OPay secured 22% share of Nigerian e-wallet market in last 3 years
By Namir Kaissi
Mobile-based payment platform OPay has grown exponentially since its launch in 2018, penetrating the unbanked and underbanked population in Nigeria. It allows users to send and receive money, pay bills, and order food and groceries, with a network of thousands of agents.
- Nigeria’s mobile wallet penetration in 2020 reached 9.2% and is expected to reach 18.9% in 2025
- Softbank’s investment in OPay will be used to enter more markets across Africa
- OPay has the potential to evolve into a full-scale digital bank
OPay, a fintech founded in Nigeria, launched its mobile payments platform in Lagos in 2018. The company has since expanded its offerings to allow users to pay for utility bills, make real-time money transfers to banks and other users for free, chat on the app, perform offline banking transactions, and open a savings account with any of OPay’s saving products with up to 15% interest returns per year.

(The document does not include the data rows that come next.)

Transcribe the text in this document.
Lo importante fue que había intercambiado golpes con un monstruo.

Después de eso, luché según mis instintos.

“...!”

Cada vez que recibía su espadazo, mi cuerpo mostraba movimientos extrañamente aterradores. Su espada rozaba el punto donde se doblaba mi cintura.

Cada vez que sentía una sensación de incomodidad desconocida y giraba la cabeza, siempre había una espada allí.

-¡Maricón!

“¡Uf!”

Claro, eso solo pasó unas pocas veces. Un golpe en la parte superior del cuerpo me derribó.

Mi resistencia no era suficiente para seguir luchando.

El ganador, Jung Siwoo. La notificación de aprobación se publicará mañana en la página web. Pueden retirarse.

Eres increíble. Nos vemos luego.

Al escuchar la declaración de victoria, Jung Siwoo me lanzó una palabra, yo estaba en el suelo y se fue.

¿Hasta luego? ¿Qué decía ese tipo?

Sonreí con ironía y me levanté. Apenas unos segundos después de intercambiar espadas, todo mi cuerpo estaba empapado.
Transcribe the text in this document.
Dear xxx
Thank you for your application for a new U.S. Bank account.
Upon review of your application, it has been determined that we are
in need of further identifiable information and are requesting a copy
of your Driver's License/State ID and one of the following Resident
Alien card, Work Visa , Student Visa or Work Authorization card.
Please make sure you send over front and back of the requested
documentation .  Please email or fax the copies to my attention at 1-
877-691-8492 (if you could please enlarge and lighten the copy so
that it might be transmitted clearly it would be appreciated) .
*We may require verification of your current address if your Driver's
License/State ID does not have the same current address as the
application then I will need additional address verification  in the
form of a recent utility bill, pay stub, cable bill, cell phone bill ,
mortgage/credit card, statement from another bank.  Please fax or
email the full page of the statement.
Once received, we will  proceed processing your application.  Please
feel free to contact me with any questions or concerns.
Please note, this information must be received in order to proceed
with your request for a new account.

Mobile wallet penetration to reach 19% by 2025
Telco-led mobile wallets have had a leading presence in Nigeria for many years. However, its flourishing fintech sector has led to rapid growth of its mobile payments market. Mobile payments company Boku reported that mobile wallet penetration in Nigeria is expected to increase from 9.2% in 2020 to 18.9% in 2025. Mobile wallet transaction volume is expected to increase from 4 billion in 2020 to 7.5 billion in 2025. Moreover, mobile wallet transaction value is expected to increase from $45 billion in 2020 to $72.5 billion in 2025.
As of 2020, OPay is valued at $2 billion and revenues reached $38 million. The company raised $570 million in funding and has built a network of 300,000 offline agents to serve as physical bridges to its financial services. It serves around 10 million Nigerians and processes around 20% of total point-of-sale (POS) payments. OPay’s monthly transactions grew 4.5 times to over $2 billion in December 2020. OPay claims to process about 80% of bank transfers among mobile money operators in Nigeria and 20% of the country’s non-merchant POS transactions. As of 2021, the company’s monthly transaction volume has exceeded $3 billion. Moreover, in terms of processed transactions by OPay’s mobile wallet, it is expected to have a compound annual growth rate of 10% over the next five years.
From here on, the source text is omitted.